Analisis kritis terhadap Bank Aceh menunjukkan bahwa hambatan terbesar tidak hanya terletak pada variabel makroekonomi, melainkan pada organizational culture internal yang cenderung rigid dan kurang adaptif. Sumber daya manusia (SDM) di dalam tubuh perbankan dinilai masih terjebak dalam zona nyaman dengan pola kerja yang cenderung birokratis, sehingga mereduksi ruang bagi lahirnya inovasi layanan dan diversifikasi produk baru.

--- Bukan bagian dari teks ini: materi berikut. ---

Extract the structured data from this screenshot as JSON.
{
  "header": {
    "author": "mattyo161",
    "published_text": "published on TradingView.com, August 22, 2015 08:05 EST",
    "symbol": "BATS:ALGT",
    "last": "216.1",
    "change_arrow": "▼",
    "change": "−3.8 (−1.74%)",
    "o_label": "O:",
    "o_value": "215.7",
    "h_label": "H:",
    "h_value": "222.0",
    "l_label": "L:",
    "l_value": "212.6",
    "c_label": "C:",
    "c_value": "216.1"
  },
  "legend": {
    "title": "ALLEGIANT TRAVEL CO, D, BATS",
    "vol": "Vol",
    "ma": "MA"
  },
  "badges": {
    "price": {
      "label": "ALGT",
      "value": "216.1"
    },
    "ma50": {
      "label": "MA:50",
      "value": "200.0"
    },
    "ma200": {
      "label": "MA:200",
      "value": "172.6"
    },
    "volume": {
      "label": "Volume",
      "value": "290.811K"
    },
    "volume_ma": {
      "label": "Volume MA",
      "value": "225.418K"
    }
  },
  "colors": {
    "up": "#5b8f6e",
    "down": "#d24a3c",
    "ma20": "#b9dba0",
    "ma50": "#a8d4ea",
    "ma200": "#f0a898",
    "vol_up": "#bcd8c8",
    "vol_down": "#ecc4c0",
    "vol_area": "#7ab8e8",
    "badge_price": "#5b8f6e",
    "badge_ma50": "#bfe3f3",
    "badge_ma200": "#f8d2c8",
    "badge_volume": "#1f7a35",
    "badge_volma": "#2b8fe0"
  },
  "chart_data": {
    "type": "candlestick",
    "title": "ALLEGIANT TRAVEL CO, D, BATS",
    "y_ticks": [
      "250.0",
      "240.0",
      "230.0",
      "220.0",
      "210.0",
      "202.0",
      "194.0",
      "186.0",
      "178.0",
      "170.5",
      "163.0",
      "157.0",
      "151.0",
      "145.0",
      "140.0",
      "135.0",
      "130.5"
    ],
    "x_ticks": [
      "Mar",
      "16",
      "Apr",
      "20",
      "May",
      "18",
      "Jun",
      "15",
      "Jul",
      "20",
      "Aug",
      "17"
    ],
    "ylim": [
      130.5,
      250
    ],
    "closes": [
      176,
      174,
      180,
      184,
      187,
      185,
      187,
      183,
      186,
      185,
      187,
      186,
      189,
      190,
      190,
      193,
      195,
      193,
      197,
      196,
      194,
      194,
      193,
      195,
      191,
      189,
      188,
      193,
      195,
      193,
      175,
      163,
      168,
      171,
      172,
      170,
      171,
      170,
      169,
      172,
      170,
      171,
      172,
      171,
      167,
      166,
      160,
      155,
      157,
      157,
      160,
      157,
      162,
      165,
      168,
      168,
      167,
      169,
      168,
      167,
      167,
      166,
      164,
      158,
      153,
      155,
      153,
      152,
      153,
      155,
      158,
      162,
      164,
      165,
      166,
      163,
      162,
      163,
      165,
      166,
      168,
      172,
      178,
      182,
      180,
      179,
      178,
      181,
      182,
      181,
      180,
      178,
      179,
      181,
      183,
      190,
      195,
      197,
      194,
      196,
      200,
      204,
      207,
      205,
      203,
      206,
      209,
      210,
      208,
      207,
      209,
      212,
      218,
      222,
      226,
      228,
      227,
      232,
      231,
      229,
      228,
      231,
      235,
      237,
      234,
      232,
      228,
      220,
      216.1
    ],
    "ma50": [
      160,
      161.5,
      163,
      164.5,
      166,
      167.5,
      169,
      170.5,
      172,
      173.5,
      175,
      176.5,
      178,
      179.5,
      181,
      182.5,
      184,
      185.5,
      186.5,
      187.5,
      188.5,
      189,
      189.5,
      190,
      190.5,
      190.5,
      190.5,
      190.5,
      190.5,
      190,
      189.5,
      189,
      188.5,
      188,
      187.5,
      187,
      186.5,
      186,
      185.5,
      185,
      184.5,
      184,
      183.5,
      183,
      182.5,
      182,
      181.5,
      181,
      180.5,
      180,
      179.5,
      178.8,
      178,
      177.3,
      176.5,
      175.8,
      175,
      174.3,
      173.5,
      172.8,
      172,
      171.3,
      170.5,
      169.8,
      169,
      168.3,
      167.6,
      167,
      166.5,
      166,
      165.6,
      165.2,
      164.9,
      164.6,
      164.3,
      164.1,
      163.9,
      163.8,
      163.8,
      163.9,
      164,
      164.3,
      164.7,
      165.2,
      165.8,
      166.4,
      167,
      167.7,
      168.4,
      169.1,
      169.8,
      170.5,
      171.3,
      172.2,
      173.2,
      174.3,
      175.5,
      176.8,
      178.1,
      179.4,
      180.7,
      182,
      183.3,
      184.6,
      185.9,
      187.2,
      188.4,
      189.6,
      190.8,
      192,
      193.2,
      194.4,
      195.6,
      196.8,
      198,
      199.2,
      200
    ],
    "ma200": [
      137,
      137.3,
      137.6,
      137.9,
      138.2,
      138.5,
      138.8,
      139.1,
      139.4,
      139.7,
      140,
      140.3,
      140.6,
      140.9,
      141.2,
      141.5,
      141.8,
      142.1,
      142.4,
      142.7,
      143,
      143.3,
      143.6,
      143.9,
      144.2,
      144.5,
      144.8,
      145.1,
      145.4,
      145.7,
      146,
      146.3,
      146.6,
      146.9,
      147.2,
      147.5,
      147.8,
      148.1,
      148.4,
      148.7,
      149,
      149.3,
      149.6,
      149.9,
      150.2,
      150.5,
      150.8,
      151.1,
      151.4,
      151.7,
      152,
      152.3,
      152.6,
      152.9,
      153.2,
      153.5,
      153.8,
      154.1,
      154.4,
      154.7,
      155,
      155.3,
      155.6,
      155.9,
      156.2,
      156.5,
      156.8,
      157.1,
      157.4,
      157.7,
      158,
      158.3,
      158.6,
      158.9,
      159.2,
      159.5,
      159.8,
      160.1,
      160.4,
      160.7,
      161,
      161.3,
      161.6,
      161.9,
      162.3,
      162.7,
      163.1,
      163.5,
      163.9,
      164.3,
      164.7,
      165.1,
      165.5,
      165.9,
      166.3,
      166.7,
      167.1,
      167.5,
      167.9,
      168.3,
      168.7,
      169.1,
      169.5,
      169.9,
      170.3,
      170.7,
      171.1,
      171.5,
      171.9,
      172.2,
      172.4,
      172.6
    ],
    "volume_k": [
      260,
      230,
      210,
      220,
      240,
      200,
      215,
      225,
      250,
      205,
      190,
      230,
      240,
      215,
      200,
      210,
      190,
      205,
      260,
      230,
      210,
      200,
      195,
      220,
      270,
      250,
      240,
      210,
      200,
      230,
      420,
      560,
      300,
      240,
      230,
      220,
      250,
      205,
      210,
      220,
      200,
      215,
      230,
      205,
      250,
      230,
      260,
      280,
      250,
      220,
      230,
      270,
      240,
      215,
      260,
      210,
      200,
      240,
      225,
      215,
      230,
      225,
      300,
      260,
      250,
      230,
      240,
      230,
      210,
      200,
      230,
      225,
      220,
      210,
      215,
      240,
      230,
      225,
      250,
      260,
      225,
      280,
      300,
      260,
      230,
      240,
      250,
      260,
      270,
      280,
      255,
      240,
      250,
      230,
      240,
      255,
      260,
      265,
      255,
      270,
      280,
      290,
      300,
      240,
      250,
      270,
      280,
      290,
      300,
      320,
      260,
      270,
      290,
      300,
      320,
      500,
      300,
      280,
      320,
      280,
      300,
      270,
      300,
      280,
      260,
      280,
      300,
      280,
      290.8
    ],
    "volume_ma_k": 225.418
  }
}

Lebih jauh, Akhyar menyoroti friksi internal yang disebabkan oleh dinamika politik organisasi, faksionalisme, serta resistensi terhadap perubahan. Faktor-faktor sosiologis-organisasional inilah yang dinilai mereduksi efektivitas kerja kolaboratif.
“Institusi keuangan modern tidak dapat diakselerasi dengan pola manajemen konvensional yang bercorak primordial. Energi organisasi yang habis terfragmentasi dalam politik internal akan mengorbankan kapasitas adaptasi perusahaan terhadap disrupsi digital dan pasar,” tegas Akhyar.
Dalam pandangan Generasi Intelektual Muda, Bank Aceh harus melakukan lompatan besar dengan menggeser paradigma kepemimpinan dari pola-pola berbasis kedekatan sosiopolitis, identitas kelompok, maupun kedaerahan (sukuisme), menuju sistem meritokrasi murni. Penempatan instrumen struktural dan strategis wajib didasarkan pada parameter ilmiah yang terukur Kapasitas dan Kompetensi Teknis, Integritas Moralitas Keuangan, Track Record Profesional yang Teruji.
Kehadiran sosok pemimpin eksternal yang independen dinilai menjadi solusi empiris untuk memutus rantai conflict of interest. Pemimpin eksternal membawa objektivitas mutlak, sehingga berani mengambil keputusan-keputusan strategis yang berorientasi pada kinerja, penguatan ekosistem digital, serta ekspansi pasar tanpa beban psikologis politik internal.
Langkah menghadirkan talent eksternal untuk melakukan turnaround strategy bukanlah hal baru dalam industri perbankan nasional. Beberapa Bank Pembangunan Daerah (BPD) di Indonesia telah membuktikan tesis ini; mereka berhasil keluar dari stagnansi bisnis dan melakukan lompatan performa yang impresif setelah dipimpin oleh profesional perbankan berskala nasional.
“Potensi Bank Aceh Syariah sesungguhnya sangat masif. Dukungan sosiologis masyarakat Aceh yang lekat dengan nilai syariah serta posisi strategis sebagai motor penggerak daerah adalah modal utama yang luar biasa,” tambah Akhyar.
Namun, potensi tersebut hanya akan menjadi dead capital jika tidak dikelola dengan tata kelola organisasi yang visioner. Transformasi fundamental pada aspek pola kepemimpinan, budaya kerja, dan tata kelola korporasi secara menyeluruh adalah harga mati jika Bank Aceh ingin tumbuh menjadi bank syariah regional yang kompetitif, sehat, dan disegani di kancah nasional.